The getOrCreate() method will create a new SparkSession if one does not exist, but reuse an exiting SparkSession if it exists.

When your test suite is run, this code will create a SparkSession when the first spark variable is found. After the initial SparkSession is created, it will be reused for every subsequent reference to spark.

Your production environment will probably already define the spark variable, so getOrCreate() won't ever both creating a SparkSession and will simply use the SparkSession already created by the environment.

Here is how the SparkSessionWrapper can be used in some example objects.

object transformations extends SparkSessionWrapper {

  def withSomeDatamart(
    coolDF: DataFrame = spark.read.parquet("/mnt/my-bucket/cool-data")
  )(df: DataFrame): DataFrame = {
    df.join(
      broadcast(coolDF),
      df("some_id") <=> coolDF("some_id")
    )
  }

}

The transformations.withSomeDatamart() method is injecting coolDF, so the code can easily be tested and intelligently grab the right file by default when run in production.
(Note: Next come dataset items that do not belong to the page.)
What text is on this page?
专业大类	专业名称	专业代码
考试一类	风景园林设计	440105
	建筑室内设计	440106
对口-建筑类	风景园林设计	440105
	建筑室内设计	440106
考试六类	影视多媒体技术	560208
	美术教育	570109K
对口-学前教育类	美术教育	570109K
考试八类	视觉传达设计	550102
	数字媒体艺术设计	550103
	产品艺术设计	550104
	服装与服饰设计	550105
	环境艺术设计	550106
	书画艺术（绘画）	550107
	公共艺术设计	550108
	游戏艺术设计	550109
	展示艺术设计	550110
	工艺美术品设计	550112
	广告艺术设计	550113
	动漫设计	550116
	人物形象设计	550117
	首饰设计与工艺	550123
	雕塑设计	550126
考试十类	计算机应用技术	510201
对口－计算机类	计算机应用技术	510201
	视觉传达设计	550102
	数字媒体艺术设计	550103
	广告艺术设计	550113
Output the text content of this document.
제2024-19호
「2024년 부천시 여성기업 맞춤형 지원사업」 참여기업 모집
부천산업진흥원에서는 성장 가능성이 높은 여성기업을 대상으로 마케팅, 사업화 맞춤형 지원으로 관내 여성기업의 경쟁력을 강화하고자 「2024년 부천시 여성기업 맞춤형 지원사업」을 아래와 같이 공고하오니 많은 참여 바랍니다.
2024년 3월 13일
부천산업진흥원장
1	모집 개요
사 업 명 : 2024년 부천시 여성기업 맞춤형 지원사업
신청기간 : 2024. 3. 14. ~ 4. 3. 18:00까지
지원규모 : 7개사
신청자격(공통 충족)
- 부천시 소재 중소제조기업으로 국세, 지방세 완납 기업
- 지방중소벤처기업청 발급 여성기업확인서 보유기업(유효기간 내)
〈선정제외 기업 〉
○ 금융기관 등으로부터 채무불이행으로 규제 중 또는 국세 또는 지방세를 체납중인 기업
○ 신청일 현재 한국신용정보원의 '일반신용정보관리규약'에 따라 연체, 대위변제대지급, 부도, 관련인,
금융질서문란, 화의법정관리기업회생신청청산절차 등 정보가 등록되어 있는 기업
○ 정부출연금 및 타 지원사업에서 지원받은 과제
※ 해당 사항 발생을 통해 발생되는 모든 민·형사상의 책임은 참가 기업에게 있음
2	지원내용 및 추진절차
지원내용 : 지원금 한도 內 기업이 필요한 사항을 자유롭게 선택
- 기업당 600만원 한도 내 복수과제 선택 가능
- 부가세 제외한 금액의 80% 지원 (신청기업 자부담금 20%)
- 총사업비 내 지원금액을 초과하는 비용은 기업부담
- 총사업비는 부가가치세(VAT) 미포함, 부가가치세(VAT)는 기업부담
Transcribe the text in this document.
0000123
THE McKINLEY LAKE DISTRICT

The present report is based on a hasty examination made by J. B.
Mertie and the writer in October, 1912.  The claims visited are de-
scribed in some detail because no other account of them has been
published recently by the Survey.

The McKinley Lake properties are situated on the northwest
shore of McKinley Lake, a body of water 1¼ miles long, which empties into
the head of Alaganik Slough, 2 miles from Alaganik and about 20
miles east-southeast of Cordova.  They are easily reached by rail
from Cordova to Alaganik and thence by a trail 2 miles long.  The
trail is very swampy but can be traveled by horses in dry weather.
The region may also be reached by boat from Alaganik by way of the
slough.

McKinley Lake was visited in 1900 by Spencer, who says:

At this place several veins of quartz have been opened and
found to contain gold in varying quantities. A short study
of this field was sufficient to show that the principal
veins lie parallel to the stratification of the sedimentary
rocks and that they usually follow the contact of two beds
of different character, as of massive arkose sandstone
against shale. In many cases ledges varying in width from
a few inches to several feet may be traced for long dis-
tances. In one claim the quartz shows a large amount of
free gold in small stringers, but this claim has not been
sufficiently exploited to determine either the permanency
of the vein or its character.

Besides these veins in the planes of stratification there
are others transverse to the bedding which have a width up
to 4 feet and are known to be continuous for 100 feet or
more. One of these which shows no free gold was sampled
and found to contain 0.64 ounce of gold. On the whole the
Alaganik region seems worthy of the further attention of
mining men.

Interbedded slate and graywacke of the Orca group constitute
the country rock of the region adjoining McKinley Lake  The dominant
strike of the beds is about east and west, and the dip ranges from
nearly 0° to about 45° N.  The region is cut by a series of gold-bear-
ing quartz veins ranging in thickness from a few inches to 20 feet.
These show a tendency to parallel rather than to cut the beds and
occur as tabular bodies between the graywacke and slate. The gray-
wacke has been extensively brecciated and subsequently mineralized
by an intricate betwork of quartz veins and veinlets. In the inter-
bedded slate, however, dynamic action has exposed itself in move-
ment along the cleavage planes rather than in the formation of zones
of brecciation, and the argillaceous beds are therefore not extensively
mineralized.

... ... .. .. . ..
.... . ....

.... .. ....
Notice how the spark variable is used to set our smart default.

We will use the SparkSessionWrapper trait and spark variable again when testing the withSomeDatamart method.

import utest._

object TransformsTest extends TestSuite with SparkSessionWrapper with ColumnComparer {

  val tests = Tests {

    'withSomeDatamart - {

      val coolDF = spark.createDF(
        List(

        ), List(

        )
      )

      val df = spark.createDF(
        List(

        ), List(

        )
      ).transform(transformations.withSomeDatamart())

    }

  }

}

The test leverages the createDF method, which is a SparkSession extension defined in spark-daria.

createDF is similar to createDataFrame, but more cocise. See this blog post on manually creating Spark DataFrames for more details.

Reusing the SparkSession in the test suite

Starting and stopping the SparkSession is slow, so you want to reuse the same SparkSession throughout your test suite. Don't restart the SparkSession for every test file that is run - Spark tests run slowly enough as is and shouldn't be made any slower.

The SparkSessionWrapper can be reused in your application code and the test suite.

SparkContext

The SparkSession encapsulates the SparkConf, SparkContext, and SQLContext.

Prior to Spark 2.0, developers needed to explicly create SparkConf, SparkContext, and SQLContext objects. Now Spark developers, can just create a SparkSession and access the other objects as needed.

The following code snippet uses the SparkSession to access the sparkContext, so the parallelize method can be used to create a DataFrame (we saw this same snippet earlier in the blog post).

spark.sparkContext.parallelize(
  Seq(
    Row("bob", 55)
  )
)

You shouldn't have to access the sparkContext much - pretty much only when manually creating DataFrames. See the spark-daria createDF() method, so you don't even need to explicitly call sparkContext when you want to create a DataFrame.

Read this blog post for more information.

Conclusion

You'll need a SparkSession in your programs to create DataFrames.

Reusing the SparkSession in your application is critical for good code organization. Reusing the SparkSession in your test suite is vital to make your tests execute as quickly as possible.